Game of Thrones na União Europeia
As eleições para o Parlamento Europeu mudaram a paisagem política do continente e forçaram os partidos tradicionais a se reagruparem ou serem substituídos
Da Redação
Publicado em 28 de maio de 2019 às 15h47.
Última atualização em 28 de maio de 2019 às 21h01.
PRINCETON – As eleições para o Parlamento Europeu concluídas em 26 de maio acabaram repetindo o final de Game of Thrones – uma história longa e complexa com um desfecho surpreendente e, para muitos, insatisfatório. Tal como acontece com Game of Thrones, muitas pessoas solicitaram um final diferente. Esses fãs gostariam de demitir os autores e reescrever o roteiro.
Os antieuropeus, que pareciam por um momento como se estivessem sendo conduzidos pelo triunvirato populista de Matteo Salvini, da Itália, Viktor Orbán, da Hungria e Steve Bannon, dos Estados Unidos, na direção de uma triunfal conquista de Bruxelas, foram derrotados. Os pró-europeus, que apoiam os partidos do establishment da União Europeia, também perderam. E os políticos que inventaram o processo de Spitzenkandidaten na tentativa de influenciar a escolha do próximo chefe da Comissão Europeia pareciam patéticos enquanto o restos dos antigos partidos da UE foram eliminados. Em suma, as expectativas convencionais ruíram por terra em todos os sentidos.
Um desfecho óbvio da eleição ficou claro muito antes de os resultados serem anunciados: o duopólio de longa duração na Europa – de forças de centro-esquerda e de centro-direita – está definitivamente ultrapassado. Esse duopólio havia sido mais aparente em nível nacional, onde tipicamente um partido levemente conservador e um partido levemente socialista lutavam pelo nível das pensões, política salarial, extensão das transferências sociais e assuntos afins. Cada partido precisava então moderar sua posição para atrair o eleitor mediano. Os sistemas que eles produziam na política nacional eram bastante estáveis, e alguns esperavam que o mesmo mecanismo pudesse se reproduzir ao nível europeu.
Essa dicotomia esquerda-direita desabou na Itália desde o início dos anos 90. Terminou na França mais recentemente, com a eleição presidencial de 2017, na qual nem os candidatos da velha esquerda nem os da velha direita alcançaram o segundo turno. O Partido Social-Democrata Alemão (SPD) tem sido sistematicamente enfraquecido através da sua participação (politicamente responsável) no governo da grande coligação com a União Democrata Cristã. E no Reino Unido, o Brexit destruiu o Partido Conservador e talvez o Partido Trabalhista também.

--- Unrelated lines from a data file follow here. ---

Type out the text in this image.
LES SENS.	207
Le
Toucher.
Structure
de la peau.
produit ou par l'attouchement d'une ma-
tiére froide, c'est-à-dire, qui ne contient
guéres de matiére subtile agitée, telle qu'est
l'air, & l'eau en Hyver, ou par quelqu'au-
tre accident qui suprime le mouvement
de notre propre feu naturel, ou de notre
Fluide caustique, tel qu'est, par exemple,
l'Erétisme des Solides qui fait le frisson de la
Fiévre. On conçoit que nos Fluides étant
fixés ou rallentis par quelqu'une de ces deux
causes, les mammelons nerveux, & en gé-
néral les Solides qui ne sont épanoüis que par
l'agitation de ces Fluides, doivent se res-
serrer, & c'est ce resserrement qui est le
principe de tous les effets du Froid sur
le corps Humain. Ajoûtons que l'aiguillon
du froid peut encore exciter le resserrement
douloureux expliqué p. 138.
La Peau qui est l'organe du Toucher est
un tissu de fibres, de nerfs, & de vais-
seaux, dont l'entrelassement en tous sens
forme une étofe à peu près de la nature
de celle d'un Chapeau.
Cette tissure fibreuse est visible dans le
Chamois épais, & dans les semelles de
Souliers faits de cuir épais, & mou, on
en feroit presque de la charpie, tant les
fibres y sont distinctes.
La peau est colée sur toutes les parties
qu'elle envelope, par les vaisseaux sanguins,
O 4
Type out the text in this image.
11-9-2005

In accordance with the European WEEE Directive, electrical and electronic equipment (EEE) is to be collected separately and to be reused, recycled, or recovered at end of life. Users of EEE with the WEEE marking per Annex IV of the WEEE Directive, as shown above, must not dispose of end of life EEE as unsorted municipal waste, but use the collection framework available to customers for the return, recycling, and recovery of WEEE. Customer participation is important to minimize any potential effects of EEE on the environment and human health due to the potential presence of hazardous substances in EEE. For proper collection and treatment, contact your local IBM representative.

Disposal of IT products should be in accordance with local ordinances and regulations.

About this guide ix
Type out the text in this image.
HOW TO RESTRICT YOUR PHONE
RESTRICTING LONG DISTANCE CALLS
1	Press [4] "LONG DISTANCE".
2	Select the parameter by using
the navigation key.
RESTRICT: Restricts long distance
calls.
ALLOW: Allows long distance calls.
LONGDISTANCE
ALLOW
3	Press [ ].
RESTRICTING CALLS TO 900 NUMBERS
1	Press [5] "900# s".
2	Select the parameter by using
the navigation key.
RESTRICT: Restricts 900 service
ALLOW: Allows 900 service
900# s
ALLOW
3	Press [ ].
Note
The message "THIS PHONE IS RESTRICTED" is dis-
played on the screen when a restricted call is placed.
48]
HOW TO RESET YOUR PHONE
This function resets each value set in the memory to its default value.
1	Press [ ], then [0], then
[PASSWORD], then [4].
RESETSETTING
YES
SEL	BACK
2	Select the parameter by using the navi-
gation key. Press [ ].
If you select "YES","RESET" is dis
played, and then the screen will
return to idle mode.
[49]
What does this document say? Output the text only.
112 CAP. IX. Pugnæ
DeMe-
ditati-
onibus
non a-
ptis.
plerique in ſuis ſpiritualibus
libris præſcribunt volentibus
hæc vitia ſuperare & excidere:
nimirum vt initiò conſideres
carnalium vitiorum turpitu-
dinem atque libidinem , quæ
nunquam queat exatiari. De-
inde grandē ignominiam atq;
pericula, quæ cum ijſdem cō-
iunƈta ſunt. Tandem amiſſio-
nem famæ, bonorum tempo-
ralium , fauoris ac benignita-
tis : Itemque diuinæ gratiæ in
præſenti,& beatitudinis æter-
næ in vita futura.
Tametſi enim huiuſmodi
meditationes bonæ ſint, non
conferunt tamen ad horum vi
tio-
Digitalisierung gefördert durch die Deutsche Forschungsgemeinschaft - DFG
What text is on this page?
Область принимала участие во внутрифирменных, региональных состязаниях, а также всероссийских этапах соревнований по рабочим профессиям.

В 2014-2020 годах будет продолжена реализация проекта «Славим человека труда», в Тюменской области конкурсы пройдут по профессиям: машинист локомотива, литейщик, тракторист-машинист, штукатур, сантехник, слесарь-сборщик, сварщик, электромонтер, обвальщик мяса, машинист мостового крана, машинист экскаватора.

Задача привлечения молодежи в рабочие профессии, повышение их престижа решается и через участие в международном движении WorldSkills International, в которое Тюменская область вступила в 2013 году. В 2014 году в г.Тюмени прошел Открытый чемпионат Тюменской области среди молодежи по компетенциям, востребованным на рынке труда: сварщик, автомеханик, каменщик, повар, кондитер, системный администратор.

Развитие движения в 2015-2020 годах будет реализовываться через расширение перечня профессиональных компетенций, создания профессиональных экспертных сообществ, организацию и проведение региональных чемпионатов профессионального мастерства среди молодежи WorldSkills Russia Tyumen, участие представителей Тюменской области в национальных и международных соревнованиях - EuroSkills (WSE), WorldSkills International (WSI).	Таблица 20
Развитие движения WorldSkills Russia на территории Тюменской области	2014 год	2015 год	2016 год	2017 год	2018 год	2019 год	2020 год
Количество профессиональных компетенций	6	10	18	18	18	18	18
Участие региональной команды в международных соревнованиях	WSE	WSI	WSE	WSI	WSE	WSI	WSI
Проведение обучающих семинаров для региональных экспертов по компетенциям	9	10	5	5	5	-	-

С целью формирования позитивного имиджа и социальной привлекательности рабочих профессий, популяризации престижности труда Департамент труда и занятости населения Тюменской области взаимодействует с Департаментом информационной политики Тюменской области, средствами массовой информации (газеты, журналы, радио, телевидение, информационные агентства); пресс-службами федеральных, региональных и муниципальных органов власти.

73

Na Grécia, o partido governista Syriza saiu-se mal, refletindo evidentemente a opinião de muitos eleitores e gradualmente tornou-se apenas um partido tradicional de centro-esquerda. Com algumas notáveis exceções – Espanha e Áustria, por exemplo – os socialdemocratas da velha guarda apresentaram desempenho ruim. A França e a Alemanha, dois países tradicionalmente no cerne do processo europeu, são os dois exemplos mais evidentes. Os 6% dos votos dos socialistas franceses os condenaram à irrelevância, e atualmente, o SPD não parece mais muito convincente.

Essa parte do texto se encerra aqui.